Boundary-guided cell alignment drives mouse epiblast maturation.

Abstract

Symmetry breaking and pattern formation occur throughout embryonic development. In early mouse development, a mass of non-polarized epiblast cells in the blastocyst forms the egg cylinder, while cells become apico-basally polarized and build a radial configuration. However, it remains unclear what drives the formation of this tissue architecture. Here we demonstrate that the orientational patterning of epiblast cells is dictated by heterogeneous tissue boundaries, which then defines central lumen positioning. We show that epiblast cells progressively orient perpendicular to the visceral endoderm boundary-which is enriched with the basement membrane protein laminin and the cell surface receptor active integrin β1-but parallel to the extraembryonic ectoderm interface.
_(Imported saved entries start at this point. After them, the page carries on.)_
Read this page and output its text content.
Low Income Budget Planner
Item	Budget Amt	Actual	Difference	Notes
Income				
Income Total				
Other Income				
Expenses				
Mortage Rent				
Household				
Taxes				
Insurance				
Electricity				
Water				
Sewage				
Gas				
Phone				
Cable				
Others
These orientation dynamics are consistent with general boundary-induced alignment effects in polar materials, with a topological defect predicting the position at which the proamniotic cavity nucleates. The knockout of laminin γ1 and integrin β1 confirms the essential role of adhesion at the epiblast and visceral endoderm boundary. The established epiblast pattern, in turn, facilitates ERK activation-a key cell signalling pathway-to ensure proper epiblast maturation. Together, these findings present the mechanistic basis and functional significance of epiblast tissue patterning.